Salça Sezonu Başladı: İŞTE SALÇADA Kİ GİZLİ TEHLİKE!

 


Salça sezonu yine geldi. Yaz sonuna yaklaştığımız bu günlerde, Türkiye’nin dört bir yanında tencereler kaynıyor, domatesler doğranıyor, biberler közleniyor. Balkonlar, avlular ve teraslar kırmızıya boyandı. Ev yapımı salça hazırlıkları, geleneksel mutfağımızın en renkli ve en keyifli uğraşlarından biri. Her yıl olduğu gibi bu yıl da hem sofralık lezzet hem de kışa hazırlık heyecanı yaşanıyor.

Elbette bu yıl da malzeme fiyatları bir miktar arttı. Domates ve biberin kilosu geçen seneye göre daha pahalı. Evde birkaç kavanoz salça yapmak bile artık biraz daha zahmetli ve masraflı. Ama asıl dikkat edilmesi gereken mesele, sadece cebimizi değil sağlığımızı ilgilendiriyor: kullanılan ürünlerin güvenilirliği ve pestisit kalıntıları.

Son yıllarda yapılan araştırmalar, özellikle domates ve biber gibi ürünlerde yüksek oranda kimyasal kalıntıya rastlandığını gösteriyor. Tarımda kullanılan pestisitler, yani zirai ilaçlar, zararlılara karşı koruma sağlasa da insan sağlığı üzerinde ciddi etkiler bırakabiliyor. Pestisit kalıntılarıyla temas etmek, uzun vadede bağışıklık sistemini zayıflatabiliyor, hormonal dengeyi bozabiliyor ve hatta bazı kanser türlerine zemin hazırlayabiliyor.

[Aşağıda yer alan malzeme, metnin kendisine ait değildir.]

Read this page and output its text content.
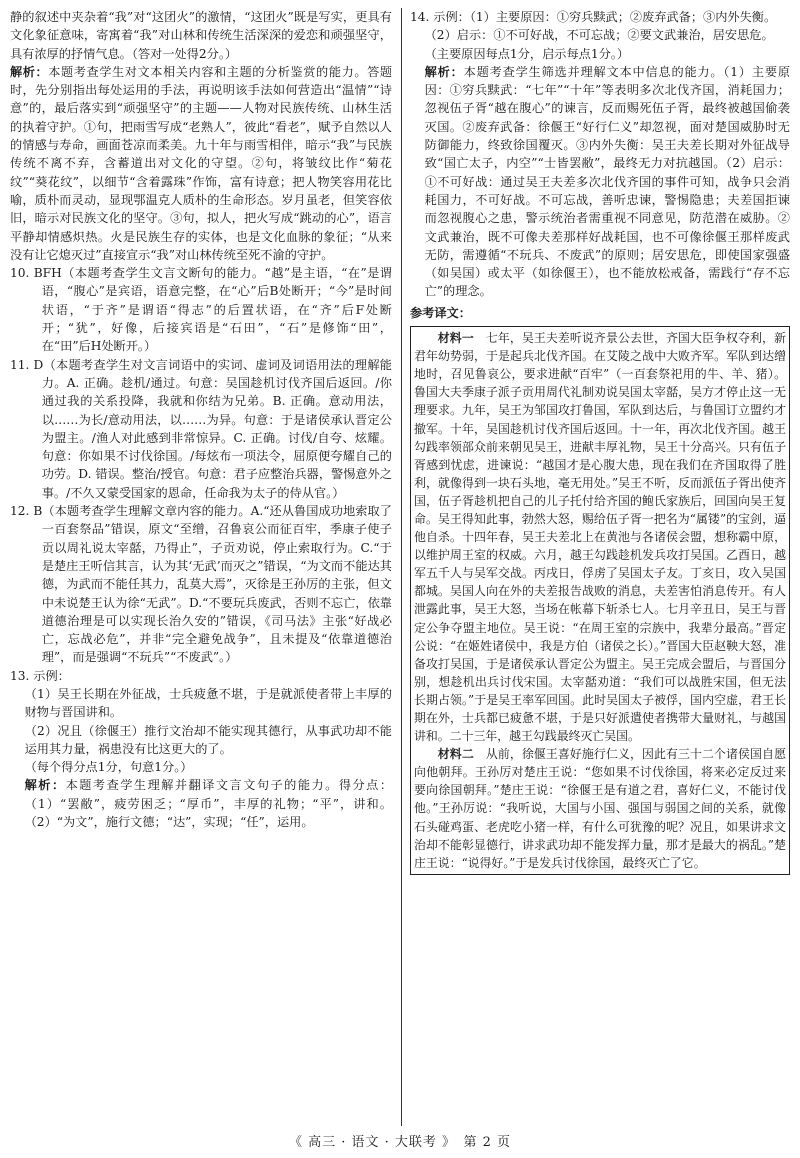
静的叙述中夹杂着“我”对“这团火”的激情，“这团火”既是写实，更具有文化象征意味，寄寓着“我”对山林和传统生活深深的爱恋和顽强坚守，具有浓厚的抒情气息。（答对一处得2分。）

解析：本题考查学生对文本相关内容和主题的分析鉴赏的能力。答题时，先分别指出每处运用的手法，再说明该手法如何营造出“温情”“诗意”的，最后落实到“顽强坚守”的主题——人物对民族传统、山林生活的执着守护。①句，把雨雪写成“老熟人”，彼此“看老”，赋予自然以人的情感与寿命，画面苍凉而柔美。九十年与雨雪相伴，暗示“我”与民族传统不离不弃，含蓄道出对文化的守望。②句，将皱纹比作“菊花纹”“葵花纹”，以细节“含着露珠”作饰，富有诗意；把人物笑容用花比喻，质朴而灵动，显现鄂温克人质朴的生命形态。岁月虽老，但笑容依旧，暗示对民族文化的坚守。③句，拟人，把火写成“跳动的心”，语言平静却情感炽热。火是民族生存的实体，也是文化血脉的象征；“从来没有让它熄灭过”直接宣示“我”对山林传统至死不渝的守护。

10. BFH（本题考查学生文言文断句的能力。“越”是主语，“在”是谓语，“腹心”是宾语，语意完整，在“心”后B处断开；“今”是时间状语，“于齐”是谓语“得志”的后置状语，在“齐”后F处断开；“犹”，好像，后接宾语是“石田”，“石”是修饰“田”，在“田”后H处断开。）

11. D（本题考查学生对文言词语中的实词、虚词及词语用法的理解能力。A. 正确。趁机/通过。句意：吴国趁机讨伐齐国后返回。/你通过我的关系投降，我就和你结为兄弟。B. 正确。意动用法，以……为长/意动用法，以……为异。句意：于是诸侯承认晋定公为盟主。/渔人对此感到非常惊异。C. 正确。讨伐/自夸、炫耀。句意：你如果不讨伐徐国。/每炫布一项法令，屈原便夸耀自己的功劳。D. 错误。整治/授官。句意：君子应整治兵器，警惕意外之事。/不久又蒙受国家的恩命，任命我为太子的侍从官。）

12. B（本题考查学生理解文章内容的能力。A.“还从鲁国成功地索取了一百套祭品”错误，原文“至缯，召鲁哀公而征百牢，季康子使子贡以周礼说太宰嚭，乃得止”，子贡劝说，停止索取行为。C.“于是楚庄王听信其言，认为其‘无武’而灭之”错误，“为文而不能达其德，为武而不能任其力，乱莫大焉”，灭徐是王孙厉的主张，但文中未说楚王认为徐“无武”。D.“不要玩兵废武，否则不忘亡，依靠道德治理是可以实现长治久安的”错误，《司马法》主张“好战必亡，忘战必危”，并非“完全避免战争”，且未提及“依靠道德治理”，而是强调“不玩兵”“不废武”。）

13. 示例：

（1）吴王长期在外征战，士兵疲惫不堪，于是就派使者带上丰厚的财物与晋国讲和。

（2）况且（徐偃王）推行文治却不能实现其德行，从事武功却不能运用其力量，祸患没有比这更大的了。

（每个得分点1分，句意1分。）

解析：本题考查学生理解并翻译文言文句子的能力。得分点：（1）“罢敝”，疲劳困乏；“厚币”，丰厚的礼物；“平”，讲和。（2）“为文”，施行文德；“达”，实现；“任”，运用。

14. 示例：（1）主要原因：①穷兵黩武；②废弃武备；③内外失衡。

（2）启示：①不可好战，不可忘战；②要文武兼治，居安思危。

（主要原因每点1分，启示每点1分。）

解析：本题考查学生筛选并理解文本中信息的能力。（1）主要原因：①穷兵黩武：“七年”“十年”等表明多次北伐齐国，消耗国力；忽视伍子胥“越在腹心”的谏言，反而赐死伍子胥，最终被越国偷袭灭国。②废弃武备：徐偃王“好行仁义”却忽视，面对楚国威胁时无防御能力，终致徐国覆灭。③内外失衡：吴王夫差长期对外征战导致“国亡太子，内空”“士皆罢敝”，最终无力对抗越国。（2）启示：①不可好战：通过吴王夫差多次北伐齐国的事件可知，战争只会消耗国力，不可好战。不可忘战，善听忠谏，警惕隐患；夫差国拒谏而忽视腹心之患，警示统治者需重视不同意见，防范潜在威胁。②文武兼治，既不可像夫差那样好战耗国，也不可像徐偃王那样废武无防，需遵循“不玩兵、不废武”的原则；居安思危，即使国家强盛（如吴国）或太平（如徐偃王），也不能放松戒备，需践行“存不忘亡”的理念。

参考译文：

材料一　 七年，吴王夫差听说齐景公去世，齐国大臣争权夺利，新君年幼势弱，于是起兵北伐齐国。在艾陵之战中大败齐军。军队到达缯地时，召见鲁哀公，要求进献“百牢”（一百套祭祀用的牛、羊、猪）。鲁国大夫季康子派子贡用周代礼制劝说吴国太宰嚭，吴方才停止这一无理要求。九年，吴王为邹国攻打鲁国，军队到达后，与鲁国订立盟约才撤军。十年，吴国趁机讨伐齐国后返回。十一年，再次北伐齐国。越王勾践率领部众前来朝见吴王，进献丰厚礼物，吴王十分高兴。只有伍子胥感到忧虑，进谏说：“越国才是心腹大患，现在我们在齐国取得了胜利，就像得到一块石头地，毫无用处。”吴王不听，反而派伍子胥出使齐国，伍子胥趁机把自己的儿子托付给齐国的鲍氏家族后，回国向吴王复命。吴王得知此事，勃然大怒，赐给伍子胥一把名为“属镂”的宝剑，逼他自杀。十四年春，吴王夫差北上在黄池与各诸侯会盟，想称霸中原，以维护周王室的权威。六月，越王勾践趁机发兵攻打吴国。乙酉日，越军五千人与吴军交战。丙戌日，俘虏了吴国太子友。丁亥日，攻入吴国都城。吴国人向在外的夫差报告战败的消息，夫差害怕消息传开。有人泄露此事，吴王大怒，当场在帐幕下斩杀七人。七月辛丑日，吴王与晋定公争夺盟主地位。吴王说：“在周王室的宗族中，我辈分最高。”晋定公说：“在姬姓诸侯中，我是方伯（诸侯之长）。”晋国大臣赵鞅大怒，准备攻打吴国，于是诸侯承认晋定公为盟主。吴王完成会盟后，与晋国分别，想趁机出兵讨伐宋国。太宰嚭劝道：“我们可以战胜宋国，但无法长期占领。”于是吴王率军回国。此时吴国太子被俘，国内空虚，君王长期在外，士兵都已疲惫不堪，于是只好派遣使者携带大量财礼，与越国讲和。二十三年，越王勾践最终灭亡吴国。

材料二　 从前，徐偃王喜好施行仁义，因此有三十二个诸侯国自愿向他朝拜。王孙厉对楚庄王说：“您如果不讨伐徐国，将来必定反过来要向徐国朝拜。”楚庄王说：“徐偃王是有道之君，喜好仁义，不能讨伐他。”王孙厉说：“我听说，大国与小国、强国与弱国之间的关系，就像石头碰鸡蛋、老虎吃小猪一样，有什么可犹豫的呢？况且，如果讲求文治却不能彰显德行，讲求武功却不能发挥力量，那才是最大的祸乱。”楚庄王说：“说得好。”于是发兵讨伐徐国，最终灭亡了它。

《 高三 · 语文 · 大联考 》　第 2 页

Greenpeace’in yayımladığı son raporlar, pazarlardan ve marketlerden alınan domates ve biber örneklerinin önemli bir kısmında birden fazla türde pestisit kalıntısına rastlandığını ortaya koyuyor. Özellikle biberde, hem yoğunluk hem de risk seviyesi daha yüksek. Bu kalıntıların birçoğu, çocuklar başta olmak üzere hassas gruplarda ciddi sağlık sorunlarına yol açabilecek türden. En büyük sorunlardan biri de şu: Bu kimyasallar gözle görülmez, kokusu yoktur, tadı yoktur. Yani tüketici onları fark edemez.

Evde yapılan salça, katkı maddesi içermediği için hazır ürünlere göre daha sağlıklı kabul ediliyor. Bu doğru. Ancak kullanılan sebzelerin kimyasal yükünü göz ardı ettiğimizde, tüm bu emek yine sağlıksız bir sonuca dönüşebiliyor. Çünkü pestisit kalıntıları kaynatmakla, haşlamakla ya da sadece yıkamakla tamamen ortadan kalkmıyor. Aksine bazı durumlarda, uzun süre pişirilen ürünlerde bu kalıntılar daha da yoğunlaşabiliyor.

Ev salçası sağlıklı olsun diye yapılan bir hazırlık, eğer doğru ürün tercih edilmezse farkında olmadan soframıza zararlı kimyasalları da taşıyabilir. Bu nedenle, salça yapılacak sebzelerin mümkün olduğunca güvenilir kaynaklardan, ilaçsız ya da kontrollü üretimden alınması büyük önem taşıyor. Mümkünse üreticisi bilinen yerel çiftçilerden ya da organik pazarlardan alışveriş yapmak, bu riski en aza indirmenin yollarından biri.

Salça, sadece bir mutfak geleneği değil; aynı zamanda bir kültür. Ancak bu geleneği sürdürürken, sağlığımızı korumayı da ihmal etmemeliyiz. Sofralarımıza giren her kavanozun ardında büyük bir emek var ama bu emeğin değeri, içerdiği güven kadar anlamlı. Bu yıl salça yaparken sadece lezzeti değil, sağlığı da hesaba katmakta fayda var.